When asked if she thought there could be a ‘slippery-slope’ if euthanasia was legalised, Emily explained:
“I think there is a possibility for sure, but there are lots of medication that we give now that if used incorrectly will kill someone (chemo, insulin, overdosed of any kind). If you read the Francis Report 2013 about Mid Staffordshire NHS Foundation Trust, it describes staff being negligent towards patients because they couldn’t be bothered to deal with them, resulting in unnecessary deaths. The same thing could happen if euthanasia was legalised in the UK”.
In the Francis Report 2013 explains how as a result of poor care in the Stafford hospital led to the death of many patients. The Healthcare Commission (HCG), the NHS care regulator at the time, became worried as Stafford had unusually high death rates. Francis explained “They were people who entered Stafford hospital and rightly expected to be well cared for and treated. Instead, many suffered horrific experiences that will haunt them and their loved ones for the rest of their lives.”
Many people worry that elements of care may be neglected if euthanasia was legalised. Vulnerable people could be placed at more risk and not be listened to.
But there are certainly restrictions that could be put in place to stop this from happening. For example, we should restrict the type of ailments that should qualify for euthanasia. We should heavily investigate a person’s ability to rationally make choices. If deemed completely rational and also suffering one of a set list of illnesses, they should be able to sign for it. It could also only be carried out by very select few medical professionals with a very keen screening process. There should be witnesses and paperwork and if they can’t speak due to illness, then a way of communicating (like eyeliner key boards) could be used.

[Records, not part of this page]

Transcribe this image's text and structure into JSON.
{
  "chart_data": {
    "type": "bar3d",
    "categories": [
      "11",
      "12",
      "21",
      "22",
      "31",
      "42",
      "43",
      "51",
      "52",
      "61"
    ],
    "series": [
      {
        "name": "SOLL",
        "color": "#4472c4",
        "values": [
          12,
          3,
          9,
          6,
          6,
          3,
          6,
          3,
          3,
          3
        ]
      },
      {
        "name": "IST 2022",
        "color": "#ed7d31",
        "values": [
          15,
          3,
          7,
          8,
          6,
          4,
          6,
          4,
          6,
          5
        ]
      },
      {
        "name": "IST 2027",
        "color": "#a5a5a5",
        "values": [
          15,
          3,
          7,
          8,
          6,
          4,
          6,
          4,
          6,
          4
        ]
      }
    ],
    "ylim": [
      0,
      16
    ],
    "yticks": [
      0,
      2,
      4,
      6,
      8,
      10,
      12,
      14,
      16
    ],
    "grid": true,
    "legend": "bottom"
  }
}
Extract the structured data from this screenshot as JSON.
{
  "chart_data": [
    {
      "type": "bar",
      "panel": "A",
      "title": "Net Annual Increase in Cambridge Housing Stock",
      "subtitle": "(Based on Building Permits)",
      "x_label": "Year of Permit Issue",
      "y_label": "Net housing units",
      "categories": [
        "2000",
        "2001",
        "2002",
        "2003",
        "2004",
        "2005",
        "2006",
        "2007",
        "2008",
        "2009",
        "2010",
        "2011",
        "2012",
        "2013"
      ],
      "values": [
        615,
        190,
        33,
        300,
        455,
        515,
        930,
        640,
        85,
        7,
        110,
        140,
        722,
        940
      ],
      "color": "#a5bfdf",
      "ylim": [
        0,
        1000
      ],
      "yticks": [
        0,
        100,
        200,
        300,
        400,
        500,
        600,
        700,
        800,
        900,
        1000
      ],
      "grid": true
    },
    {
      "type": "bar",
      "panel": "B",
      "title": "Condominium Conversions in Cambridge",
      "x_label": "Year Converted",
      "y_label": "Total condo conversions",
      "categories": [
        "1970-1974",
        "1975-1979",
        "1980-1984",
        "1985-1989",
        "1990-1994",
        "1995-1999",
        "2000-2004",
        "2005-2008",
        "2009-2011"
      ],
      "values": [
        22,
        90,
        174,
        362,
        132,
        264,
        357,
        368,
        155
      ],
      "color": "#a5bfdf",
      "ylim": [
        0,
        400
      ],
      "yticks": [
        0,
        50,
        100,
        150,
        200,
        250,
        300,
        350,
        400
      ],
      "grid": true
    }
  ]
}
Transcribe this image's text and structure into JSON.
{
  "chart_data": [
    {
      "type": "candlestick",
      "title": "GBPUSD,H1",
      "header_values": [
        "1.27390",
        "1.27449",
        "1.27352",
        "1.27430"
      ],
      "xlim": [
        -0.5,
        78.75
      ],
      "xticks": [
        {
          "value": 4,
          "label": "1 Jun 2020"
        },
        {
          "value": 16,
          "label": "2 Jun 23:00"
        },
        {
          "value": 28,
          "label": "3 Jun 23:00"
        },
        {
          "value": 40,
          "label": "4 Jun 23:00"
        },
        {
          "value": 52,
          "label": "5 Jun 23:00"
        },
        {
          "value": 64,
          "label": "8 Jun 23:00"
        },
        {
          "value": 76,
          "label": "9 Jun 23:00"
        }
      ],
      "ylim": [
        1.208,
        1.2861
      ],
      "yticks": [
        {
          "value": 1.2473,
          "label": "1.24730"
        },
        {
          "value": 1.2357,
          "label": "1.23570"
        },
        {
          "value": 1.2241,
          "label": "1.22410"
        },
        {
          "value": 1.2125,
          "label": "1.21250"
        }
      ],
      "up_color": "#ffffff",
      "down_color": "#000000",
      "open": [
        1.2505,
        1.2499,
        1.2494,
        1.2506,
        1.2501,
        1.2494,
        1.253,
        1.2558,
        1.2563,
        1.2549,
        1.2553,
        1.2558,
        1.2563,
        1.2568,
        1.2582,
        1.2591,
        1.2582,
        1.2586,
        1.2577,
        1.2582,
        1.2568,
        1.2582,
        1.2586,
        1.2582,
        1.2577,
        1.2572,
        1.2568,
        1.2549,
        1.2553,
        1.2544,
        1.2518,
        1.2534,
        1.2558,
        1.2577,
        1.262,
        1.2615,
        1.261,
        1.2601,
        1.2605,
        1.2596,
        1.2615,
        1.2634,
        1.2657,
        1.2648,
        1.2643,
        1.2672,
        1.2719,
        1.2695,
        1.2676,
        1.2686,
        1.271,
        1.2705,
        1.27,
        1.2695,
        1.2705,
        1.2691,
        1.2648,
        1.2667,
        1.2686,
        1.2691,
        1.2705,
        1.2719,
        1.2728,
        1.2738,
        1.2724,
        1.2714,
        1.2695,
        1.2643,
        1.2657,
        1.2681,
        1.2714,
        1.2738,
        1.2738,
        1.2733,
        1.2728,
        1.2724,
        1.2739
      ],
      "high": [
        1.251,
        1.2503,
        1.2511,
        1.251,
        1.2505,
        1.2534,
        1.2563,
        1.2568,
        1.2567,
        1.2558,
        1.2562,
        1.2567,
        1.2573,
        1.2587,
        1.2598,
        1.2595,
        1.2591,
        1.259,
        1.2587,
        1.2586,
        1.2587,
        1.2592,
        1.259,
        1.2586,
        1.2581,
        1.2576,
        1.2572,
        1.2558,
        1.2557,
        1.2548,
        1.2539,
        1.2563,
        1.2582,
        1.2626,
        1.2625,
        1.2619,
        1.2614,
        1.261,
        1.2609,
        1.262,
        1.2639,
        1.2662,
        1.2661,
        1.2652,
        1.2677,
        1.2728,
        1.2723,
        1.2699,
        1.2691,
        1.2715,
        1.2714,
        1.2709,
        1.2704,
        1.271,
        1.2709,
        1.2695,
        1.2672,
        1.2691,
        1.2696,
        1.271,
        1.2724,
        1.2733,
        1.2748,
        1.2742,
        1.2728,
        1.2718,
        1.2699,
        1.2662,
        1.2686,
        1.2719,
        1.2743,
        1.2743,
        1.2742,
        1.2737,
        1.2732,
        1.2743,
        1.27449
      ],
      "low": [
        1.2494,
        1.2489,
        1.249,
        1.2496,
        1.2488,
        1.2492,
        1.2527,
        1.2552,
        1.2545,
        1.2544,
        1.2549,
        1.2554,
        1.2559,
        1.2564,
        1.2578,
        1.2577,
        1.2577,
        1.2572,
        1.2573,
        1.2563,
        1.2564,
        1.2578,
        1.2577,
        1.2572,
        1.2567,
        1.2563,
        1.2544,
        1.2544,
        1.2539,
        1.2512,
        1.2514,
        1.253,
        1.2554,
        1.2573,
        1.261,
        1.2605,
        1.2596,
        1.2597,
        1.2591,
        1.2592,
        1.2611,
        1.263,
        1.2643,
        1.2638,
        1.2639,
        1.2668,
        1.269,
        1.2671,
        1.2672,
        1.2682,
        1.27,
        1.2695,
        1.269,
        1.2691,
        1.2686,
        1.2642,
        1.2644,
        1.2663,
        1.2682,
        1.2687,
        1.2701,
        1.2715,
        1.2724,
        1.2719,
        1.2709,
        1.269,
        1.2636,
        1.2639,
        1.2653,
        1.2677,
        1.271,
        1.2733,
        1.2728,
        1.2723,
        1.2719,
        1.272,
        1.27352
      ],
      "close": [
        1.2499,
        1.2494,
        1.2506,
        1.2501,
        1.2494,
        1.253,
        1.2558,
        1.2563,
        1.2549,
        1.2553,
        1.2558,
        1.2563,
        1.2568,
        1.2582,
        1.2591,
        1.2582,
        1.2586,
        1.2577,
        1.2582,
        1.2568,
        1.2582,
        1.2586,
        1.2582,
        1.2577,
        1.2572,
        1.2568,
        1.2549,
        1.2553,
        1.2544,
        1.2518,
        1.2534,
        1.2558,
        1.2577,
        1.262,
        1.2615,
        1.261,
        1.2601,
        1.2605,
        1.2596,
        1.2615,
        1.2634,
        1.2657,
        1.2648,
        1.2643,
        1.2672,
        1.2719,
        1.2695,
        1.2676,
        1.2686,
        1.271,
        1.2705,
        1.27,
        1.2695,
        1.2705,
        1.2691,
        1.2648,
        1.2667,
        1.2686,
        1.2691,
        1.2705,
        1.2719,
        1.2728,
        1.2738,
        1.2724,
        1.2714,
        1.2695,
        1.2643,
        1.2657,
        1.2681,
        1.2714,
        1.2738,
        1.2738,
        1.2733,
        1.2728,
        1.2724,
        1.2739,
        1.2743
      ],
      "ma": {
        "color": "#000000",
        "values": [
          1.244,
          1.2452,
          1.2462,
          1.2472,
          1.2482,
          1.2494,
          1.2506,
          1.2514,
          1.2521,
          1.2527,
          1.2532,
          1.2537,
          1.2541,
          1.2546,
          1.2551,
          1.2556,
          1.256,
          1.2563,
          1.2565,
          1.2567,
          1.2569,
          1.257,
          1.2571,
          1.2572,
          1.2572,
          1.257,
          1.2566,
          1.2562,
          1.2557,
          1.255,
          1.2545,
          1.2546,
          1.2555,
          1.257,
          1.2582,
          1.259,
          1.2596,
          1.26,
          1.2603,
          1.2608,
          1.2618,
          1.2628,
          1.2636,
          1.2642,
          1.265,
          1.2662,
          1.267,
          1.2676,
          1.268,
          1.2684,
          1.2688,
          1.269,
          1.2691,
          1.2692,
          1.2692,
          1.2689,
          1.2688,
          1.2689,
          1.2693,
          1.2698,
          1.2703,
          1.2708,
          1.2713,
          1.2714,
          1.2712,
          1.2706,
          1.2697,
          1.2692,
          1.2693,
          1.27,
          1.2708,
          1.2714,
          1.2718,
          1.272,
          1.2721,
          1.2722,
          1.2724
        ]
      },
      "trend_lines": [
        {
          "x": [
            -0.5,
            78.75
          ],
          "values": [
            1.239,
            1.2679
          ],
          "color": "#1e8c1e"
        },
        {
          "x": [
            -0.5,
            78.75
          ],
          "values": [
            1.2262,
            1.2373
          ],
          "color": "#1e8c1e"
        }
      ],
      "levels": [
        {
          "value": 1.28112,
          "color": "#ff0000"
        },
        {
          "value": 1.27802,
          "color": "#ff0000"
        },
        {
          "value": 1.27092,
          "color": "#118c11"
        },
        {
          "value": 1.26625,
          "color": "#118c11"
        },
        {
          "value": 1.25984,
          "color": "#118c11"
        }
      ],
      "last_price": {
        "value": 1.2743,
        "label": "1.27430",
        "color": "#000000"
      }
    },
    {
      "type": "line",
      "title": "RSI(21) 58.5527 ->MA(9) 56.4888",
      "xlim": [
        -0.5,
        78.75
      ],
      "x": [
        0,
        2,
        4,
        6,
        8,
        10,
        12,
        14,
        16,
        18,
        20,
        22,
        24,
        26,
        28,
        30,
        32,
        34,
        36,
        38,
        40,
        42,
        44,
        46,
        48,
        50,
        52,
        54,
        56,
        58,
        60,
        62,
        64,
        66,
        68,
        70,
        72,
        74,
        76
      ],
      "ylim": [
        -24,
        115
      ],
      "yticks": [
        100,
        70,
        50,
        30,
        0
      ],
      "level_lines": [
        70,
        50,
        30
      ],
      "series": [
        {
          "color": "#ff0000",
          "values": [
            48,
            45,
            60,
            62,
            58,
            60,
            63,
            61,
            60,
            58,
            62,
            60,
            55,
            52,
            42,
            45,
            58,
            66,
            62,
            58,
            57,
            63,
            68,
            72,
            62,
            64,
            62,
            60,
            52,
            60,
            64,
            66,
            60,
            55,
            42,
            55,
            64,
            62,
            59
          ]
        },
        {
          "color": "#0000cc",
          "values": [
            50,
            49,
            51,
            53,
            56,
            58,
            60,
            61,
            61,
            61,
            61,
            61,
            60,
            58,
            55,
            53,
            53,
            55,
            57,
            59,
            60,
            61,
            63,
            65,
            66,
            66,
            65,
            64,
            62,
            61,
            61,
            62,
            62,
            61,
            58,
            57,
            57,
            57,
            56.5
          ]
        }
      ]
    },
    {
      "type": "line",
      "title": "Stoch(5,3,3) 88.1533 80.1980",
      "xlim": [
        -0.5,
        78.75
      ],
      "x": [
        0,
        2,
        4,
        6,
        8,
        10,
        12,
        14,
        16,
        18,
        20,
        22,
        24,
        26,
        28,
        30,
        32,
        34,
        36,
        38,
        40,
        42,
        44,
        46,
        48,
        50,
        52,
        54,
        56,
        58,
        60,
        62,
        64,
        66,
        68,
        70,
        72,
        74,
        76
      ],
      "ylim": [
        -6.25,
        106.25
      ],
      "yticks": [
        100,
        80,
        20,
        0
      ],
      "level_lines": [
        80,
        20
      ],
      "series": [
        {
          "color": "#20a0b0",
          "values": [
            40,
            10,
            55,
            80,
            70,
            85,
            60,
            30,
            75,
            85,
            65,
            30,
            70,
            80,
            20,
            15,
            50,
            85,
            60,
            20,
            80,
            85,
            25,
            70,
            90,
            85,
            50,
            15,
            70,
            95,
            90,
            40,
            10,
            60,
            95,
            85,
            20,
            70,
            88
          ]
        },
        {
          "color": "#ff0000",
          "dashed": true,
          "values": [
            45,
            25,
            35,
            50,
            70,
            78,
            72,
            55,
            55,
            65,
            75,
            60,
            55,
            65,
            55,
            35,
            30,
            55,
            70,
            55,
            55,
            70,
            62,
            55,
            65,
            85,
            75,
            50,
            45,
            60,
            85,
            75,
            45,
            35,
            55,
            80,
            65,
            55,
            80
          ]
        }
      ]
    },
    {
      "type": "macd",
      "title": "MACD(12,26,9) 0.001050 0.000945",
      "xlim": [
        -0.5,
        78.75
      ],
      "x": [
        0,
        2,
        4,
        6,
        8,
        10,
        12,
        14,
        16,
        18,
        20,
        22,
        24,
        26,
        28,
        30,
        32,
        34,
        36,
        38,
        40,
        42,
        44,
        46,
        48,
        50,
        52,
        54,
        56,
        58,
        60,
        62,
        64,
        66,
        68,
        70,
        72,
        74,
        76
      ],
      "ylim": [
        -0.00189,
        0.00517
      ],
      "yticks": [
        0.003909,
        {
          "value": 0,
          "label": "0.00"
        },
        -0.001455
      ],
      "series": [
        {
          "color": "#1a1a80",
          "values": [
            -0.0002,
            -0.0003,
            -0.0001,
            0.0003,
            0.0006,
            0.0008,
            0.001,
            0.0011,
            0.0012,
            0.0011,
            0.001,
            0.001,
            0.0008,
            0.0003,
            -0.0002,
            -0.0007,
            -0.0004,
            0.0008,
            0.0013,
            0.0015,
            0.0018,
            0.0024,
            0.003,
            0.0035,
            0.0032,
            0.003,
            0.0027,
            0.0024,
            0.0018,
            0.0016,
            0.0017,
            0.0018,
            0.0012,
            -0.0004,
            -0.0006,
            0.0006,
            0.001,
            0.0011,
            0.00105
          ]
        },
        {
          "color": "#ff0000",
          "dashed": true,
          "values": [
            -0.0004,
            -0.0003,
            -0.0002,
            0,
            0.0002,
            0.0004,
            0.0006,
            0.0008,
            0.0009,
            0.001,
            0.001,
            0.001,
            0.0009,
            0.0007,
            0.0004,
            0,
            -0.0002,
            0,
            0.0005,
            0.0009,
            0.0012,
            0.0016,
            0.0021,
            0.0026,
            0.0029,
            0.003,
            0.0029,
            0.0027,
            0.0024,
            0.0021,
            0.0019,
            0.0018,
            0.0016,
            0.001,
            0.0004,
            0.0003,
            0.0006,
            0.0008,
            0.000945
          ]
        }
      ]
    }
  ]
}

As well as these more obvious arguments, like with anything physicians can make mistakes. These may include: errors in diagnosis and prognosis, failure to diagnose depression, inadequate treatment of pain, etc.
But, there is a possibility for a brighter future for the NHS if it was introduced into the UK, by freeing up beds that terminally ill people who were just waiting to die can take up with palliative care.
“Euthanasia would have many benefits for the NHS I think. Unfortunately, a lot of hospitals look at money, and if they can have a patient for a week or a day, they would choose the day so they bed can be freed up for another patient (not my opinion but I know that it would save money). In my opinion I think that it would be positive on patients and family, knowing their loved ones won’t suffer therefore having a positive impact on the NHS”.
This will continue to be a tough argument, there is no right or wrong answer when it comes to opinion. GPs will be consulted on whether or not the Royal College of General Practitioners (RCGP) should change its stance on assisted dying. In an opinion poll by the campaign group My Death, My Decision more than 90% of the UK’s population believe euthanasia should be made legal for people with terminal illnesses. Only time will tell if Britain will change its mind and legalise assisted-dying.